With several federal agencies shut down since their appropriations expired Dec. 21, 2018, the House Jan. 17 approved by voice vote a continuing resolution (CR) for the unfunded federal agencies and Cabinet departments through Feb. 28 (H.J. Res 28). 

However, the vote on the six-week CR was vacated following members’ requests to record the vote. The House will hold a recorded vote on this measure the week of Jan. 21.

The House since Jan. 3 has favorably passed seven funding bills with different strategies for funding the government, including a package containing the remaining spending bills from the 115th Congress, full-year spending bills for individual agencies, and a $14 billion disaster aid bill in conjunction with a six week CR. The series of House votes follows attempts to prevent a partial shutdown by both chambers at the end of the 115th Congress.

Senate Democrats Jan. 15 asked to take up the House-passed funding bills but were blocked by Senate Majority Leader Mitch McConnell (R-Ky.), who has indicated he will not bring bills to the Senate floor unless the president says he will sign them into law.

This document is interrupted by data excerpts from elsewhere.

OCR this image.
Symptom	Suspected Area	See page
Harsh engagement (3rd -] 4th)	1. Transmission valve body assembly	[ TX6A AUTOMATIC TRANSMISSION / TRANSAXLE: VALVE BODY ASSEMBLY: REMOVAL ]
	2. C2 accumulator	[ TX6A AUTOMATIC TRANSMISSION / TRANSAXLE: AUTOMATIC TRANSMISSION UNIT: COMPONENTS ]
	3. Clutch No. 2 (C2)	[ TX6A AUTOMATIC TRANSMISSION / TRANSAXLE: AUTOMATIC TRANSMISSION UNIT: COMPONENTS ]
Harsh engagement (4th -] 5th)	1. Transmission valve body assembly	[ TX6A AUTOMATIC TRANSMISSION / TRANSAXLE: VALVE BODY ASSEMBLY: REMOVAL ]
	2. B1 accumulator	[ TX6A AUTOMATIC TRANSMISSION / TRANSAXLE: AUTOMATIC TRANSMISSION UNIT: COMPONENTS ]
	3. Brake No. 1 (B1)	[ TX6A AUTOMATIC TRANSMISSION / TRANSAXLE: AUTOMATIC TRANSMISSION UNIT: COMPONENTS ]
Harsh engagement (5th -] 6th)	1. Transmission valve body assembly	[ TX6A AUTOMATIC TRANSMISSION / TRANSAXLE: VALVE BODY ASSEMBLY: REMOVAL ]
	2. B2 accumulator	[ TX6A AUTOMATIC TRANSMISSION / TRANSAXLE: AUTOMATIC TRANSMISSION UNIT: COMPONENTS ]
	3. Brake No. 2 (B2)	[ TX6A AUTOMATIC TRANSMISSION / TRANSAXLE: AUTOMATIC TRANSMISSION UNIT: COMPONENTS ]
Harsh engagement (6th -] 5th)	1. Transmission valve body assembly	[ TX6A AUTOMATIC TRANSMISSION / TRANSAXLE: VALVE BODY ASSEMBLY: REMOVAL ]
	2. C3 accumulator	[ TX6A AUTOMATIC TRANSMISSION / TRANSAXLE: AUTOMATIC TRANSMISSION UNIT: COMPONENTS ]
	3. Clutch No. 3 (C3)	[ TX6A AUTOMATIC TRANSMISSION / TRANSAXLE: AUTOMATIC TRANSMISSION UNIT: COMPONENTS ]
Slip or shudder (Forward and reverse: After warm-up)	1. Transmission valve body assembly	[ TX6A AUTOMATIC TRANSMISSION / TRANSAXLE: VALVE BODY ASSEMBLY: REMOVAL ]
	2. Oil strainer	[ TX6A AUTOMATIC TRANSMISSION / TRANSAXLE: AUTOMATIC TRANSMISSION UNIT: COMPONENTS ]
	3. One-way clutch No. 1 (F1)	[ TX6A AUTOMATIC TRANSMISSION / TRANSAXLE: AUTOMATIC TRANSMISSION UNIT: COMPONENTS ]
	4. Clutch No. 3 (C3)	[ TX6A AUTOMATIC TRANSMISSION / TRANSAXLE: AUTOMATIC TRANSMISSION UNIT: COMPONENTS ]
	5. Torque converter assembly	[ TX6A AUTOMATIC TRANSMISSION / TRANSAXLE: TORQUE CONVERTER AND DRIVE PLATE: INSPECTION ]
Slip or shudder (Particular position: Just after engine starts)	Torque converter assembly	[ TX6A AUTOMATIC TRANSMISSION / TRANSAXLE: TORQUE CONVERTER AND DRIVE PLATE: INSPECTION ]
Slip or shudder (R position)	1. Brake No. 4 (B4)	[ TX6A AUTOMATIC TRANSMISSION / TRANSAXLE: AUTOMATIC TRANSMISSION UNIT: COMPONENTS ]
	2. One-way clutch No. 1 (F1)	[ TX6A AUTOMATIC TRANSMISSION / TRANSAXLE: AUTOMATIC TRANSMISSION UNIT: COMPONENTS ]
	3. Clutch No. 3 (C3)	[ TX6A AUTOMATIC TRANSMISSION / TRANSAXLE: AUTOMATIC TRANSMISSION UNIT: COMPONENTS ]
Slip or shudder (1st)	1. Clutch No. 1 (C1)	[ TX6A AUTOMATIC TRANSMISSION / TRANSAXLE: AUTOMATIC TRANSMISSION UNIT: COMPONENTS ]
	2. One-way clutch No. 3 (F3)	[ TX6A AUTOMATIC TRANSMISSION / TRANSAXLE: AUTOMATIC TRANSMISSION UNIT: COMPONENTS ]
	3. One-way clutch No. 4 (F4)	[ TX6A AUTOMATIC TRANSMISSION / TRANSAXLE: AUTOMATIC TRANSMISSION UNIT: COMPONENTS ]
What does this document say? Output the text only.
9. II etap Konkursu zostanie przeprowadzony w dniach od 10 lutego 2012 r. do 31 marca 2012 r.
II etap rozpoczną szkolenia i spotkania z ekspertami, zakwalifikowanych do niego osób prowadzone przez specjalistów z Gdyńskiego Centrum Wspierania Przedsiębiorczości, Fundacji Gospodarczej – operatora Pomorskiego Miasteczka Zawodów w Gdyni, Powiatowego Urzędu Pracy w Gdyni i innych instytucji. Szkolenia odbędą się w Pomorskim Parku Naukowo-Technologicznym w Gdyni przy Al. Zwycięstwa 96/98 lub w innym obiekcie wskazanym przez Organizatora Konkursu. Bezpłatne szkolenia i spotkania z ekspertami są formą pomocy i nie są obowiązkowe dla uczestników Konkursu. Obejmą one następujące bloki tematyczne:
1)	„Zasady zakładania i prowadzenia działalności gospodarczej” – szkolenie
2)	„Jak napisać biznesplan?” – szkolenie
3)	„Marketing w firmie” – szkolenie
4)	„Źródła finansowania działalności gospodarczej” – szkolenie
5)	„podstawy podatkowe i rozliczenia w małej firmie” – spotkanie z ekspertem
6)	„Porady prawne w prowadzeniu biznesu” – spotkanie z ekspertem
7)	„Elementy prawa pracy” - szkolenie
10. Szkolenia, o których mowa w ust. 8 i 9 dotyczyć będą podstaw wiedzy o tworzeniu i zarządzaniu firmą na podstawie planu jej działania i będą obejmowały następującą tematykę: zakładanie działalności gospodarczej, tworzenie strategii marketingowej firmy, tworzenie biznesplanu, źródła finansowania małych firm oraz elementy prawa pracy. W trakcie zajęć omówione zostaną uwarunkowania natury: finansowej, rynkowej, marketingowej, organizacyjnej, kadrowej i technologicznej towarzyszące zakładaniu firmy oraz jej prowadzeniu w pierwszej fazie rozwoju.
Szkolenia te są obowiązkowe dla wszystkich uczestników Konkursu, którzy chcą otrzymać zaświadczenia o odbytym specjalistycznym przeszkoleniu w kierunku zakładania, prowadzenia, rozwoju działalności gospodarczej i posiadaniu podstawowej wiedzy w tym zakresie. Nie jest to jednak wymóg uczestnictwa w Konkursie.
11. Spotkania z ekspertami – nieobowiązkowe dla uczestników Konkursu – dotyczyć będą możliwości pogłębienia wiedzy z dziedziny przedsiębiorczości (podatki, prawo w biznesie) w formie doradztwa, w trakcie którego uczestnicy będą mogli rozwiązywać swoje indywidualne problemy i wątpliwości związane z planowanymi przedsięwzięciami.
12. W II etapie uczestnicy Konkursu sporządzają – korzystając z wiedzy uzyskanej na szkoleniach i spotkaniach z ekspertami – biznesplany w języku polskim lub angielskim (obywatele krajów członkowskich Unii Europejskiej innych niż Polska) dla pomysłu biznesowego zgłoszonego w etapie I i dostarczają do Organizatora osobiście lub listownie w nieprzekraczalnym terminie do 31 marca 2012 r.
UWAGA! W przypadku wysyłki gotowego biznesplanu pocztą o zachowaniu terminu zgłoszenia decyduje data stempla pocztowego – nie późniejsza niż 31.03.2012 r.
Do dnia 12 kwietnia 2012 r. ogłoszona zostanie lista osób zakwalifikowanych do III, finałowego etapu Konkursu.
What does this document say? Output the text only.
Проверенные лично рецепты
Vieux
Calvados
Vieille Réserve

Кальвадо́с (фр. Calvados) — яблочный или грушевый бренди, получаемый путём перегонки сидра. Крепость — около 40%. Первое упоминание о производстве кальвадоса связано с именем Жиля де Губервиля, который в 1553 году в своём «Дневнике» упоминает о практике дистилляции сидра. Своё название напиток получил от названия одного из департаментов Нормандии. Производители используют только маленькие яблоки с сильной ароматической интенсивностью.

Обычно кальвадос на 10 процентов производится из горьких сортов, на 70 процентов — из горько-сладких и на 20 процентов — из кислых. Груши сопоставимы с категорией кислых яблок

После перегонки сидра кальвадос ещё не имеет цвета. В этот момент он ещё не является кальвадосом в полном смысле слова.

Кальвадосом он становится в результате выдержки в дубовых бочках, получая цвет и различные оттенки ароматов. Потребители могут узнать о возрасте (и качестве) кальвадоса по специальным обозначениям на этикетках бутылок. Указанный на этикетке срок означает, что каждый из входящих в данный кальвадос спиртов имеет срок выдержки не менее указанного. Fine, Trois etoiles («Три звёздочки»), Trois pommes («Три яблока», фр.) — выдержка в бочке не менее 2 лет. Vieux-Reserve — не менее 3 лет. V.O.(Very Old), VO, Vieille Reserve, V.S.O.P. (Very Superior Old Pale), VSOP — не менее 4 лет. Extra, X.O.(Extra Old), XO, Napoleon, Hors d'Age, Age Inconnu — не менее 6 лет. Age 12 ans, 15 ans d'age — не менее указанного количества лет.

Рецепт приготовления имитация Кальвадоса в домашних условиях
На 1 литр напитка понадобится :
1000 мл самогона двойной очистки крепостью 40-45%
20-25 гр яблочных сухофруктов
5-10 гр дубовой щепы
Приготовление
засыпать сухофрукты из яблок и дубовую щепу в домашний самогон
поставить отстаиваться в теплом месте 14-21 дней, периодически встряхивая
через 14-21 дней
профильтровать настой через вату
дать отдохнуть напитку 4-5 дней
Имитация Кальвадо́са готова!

The AAMC Jan. 17 joined a community letter to President Trump along with 280 co-signatories citing the health impacts of the government shutdown and urging the president and Congress to immediately reopen the government. While most agencies and programs within the Department of Health and Human Services are not affected by the shutdown, the Food and Drug Administration, Indian Health Service, and other health-related programs fall under the jurisdiction of different spending bills that have not yet been completed, leading to their closure.

In the letter, the community wrote, “A prolonged shutdown will continue to put the health and safety of the nation’s residents at risk. It is vital that Congress and the President work to reopen the government as soon as possible to minimize the effects of the impasse.”

The House and Senate were originally scheduled to be in a state work period the week of Jan. 21 but will instead return to Washington, D.C.